"It's no go," repeated he; "and I shall have to stay away."
So all that glorious September day Dick spent in vain regrets that but for his own folly, he might have been one of Hal's merry birthday party.
But as the autumn days fell on the woods, a shadow settled on the cottage by the gate, where Farmer Bluff was drawing towards his death. Death is not always dark. The end of life is sometimes like a glorious sunset, when the light of day sinks in triumphant promise of another dawn. But Farmer Bluff had sinned, and had never made the Bible promises his own.
Hal often went to sit beside his bed.
"The others play as well without me," he would say. "I'm not much good in games, you see; and I would rather come and help you bear your pain."
"It's not so much the pain," the farmer said to him one day. "I'd go on bearing that. But they tell me that I'm going fast; and I can't see where. I've never been a praying man; and now it's dark. 'Prepare to meet thy God,' they say.
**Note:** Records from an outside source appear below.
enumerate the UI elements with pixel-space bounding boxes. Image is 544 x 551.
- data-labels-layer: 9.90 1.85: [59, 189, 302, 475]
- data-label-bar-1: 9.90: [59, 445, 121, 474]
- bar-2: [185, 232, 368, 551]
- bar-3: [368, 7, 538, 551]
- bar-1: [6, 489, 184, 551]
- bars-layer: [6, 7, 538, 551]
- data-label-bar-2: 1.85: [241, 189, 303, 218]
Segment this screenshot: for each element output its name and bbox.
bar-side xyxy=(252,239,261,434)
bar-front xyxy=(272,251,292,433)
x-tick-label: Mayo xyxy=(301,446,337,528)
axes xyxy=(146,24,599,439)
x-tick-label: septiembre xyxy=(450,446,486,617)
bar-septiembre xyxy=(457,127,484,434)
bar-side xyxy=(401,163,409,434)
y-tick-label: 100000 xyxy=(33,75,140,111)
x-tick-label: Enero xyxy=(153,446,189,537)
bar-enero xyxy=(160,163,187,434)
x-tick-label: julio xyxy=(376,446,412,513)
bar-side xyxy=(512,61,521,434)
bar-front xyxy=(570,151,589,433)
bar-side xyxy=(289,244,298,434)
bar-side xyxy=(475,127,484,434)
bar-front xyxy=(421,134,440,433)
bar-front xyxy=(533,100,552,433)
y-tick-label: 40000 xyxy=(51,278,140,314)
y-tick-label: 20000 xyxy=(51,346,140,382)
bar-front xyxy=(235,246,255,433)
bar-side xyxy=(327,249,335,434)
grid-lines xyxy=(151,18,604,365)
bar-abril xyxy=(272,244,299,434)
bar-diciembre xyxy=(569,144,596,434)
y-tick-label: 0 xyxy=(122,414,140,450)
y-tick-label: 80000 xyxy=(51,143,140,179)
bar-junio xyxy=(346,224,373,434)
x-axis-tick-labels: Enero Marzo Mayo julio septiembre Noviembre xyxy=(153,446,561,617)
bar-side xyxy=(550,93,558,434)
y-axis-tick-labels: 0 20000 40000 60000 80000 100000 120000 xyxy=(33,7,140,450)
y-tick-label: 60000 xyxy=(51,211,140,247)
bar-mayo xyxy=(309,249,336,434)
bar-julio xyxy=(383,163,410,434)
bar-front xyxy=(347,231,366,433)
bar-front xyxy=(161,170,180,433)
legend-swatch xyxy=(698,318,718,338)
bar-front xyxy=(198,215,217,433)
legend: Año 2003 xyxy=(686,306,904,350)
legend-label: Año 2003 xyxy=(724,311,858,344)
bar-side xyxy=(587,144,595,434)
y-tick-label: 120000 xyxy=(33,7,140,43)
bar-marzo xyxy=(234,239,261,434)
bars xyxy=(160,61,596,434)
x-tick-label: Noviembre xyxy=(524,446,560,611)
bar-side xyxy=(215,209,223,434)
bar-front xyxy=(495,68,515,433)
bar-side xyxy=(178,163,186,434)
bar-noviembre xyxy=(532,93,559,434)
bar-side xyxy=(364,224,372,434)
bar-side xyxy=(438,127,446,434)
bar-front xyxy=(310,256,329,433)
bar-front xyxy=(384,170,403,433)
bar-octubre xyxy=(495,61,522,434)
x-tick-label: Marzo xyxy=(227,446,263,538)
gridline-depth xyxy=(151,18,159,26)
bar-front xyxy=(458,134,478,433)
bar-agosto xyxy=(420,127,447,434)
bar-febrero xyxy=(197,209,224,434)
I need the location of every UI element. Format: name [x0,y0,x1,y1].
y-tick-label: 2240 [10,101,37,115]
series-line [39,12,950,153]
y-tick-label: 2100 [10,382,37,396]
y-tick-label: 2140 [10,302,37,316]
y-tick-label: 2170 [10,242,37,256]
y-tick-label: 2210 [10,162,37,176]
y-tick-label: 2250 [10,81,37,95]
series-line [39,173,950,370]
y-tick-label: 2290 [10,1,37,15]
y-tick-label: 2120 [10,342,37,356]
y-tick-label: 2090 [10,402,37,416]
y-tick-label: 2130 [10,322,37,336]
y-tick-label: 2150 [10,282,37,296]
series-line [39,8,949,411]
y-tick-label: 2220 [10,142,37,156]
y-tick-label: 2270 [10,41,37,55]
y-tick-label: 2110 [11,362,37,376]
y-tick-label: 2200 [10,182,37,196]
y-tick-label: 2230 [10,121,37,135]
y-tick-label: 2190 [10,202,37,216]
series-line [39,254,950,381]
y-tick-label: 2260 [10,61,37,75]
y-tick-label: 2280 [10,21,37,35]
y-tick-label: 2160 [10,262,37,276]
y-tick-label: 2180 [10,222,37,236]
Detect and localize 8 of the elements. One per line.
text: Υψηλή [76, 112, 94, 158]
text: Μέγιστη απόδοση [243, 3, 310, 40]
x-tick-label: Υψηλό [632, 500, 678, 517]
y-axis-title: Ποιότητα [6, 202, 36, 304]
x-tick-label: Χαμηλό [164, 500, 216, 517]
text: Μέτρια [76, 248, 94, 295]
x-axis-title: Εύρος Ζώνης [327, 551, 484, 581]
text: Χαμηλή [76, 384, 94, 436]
How can a man prepare?—What can I do?—I've lost my right to think of ever getting Him to listen to my prayers; and I must go before His judgment-seat with all my sins upon my back."
Hal was silent.
"It's very sad," said he presently; "because, you see, you've wasted all the best part of your life. And I should think a man wouldn't like to have to go to God and ask to be taken into heaven, when he'd done so badly all along. Of course, there was the prodigal, who squandered all his father gave him so disgracefully; but you see, he was a young man, and he went back to work again as soon as the feast was over. The Bible doesn't say so; but it seems to me he'd work like two, whenever he remembered how his father ran to meet him, open-armed. You're more like the man who didn't come to work until the eleventh hour," added Hal thoughtfully.
Farmer Bluff asked to have the passage read to him.
"He got his penny just the same as all the rest, you see," said Hal, when he had finished it.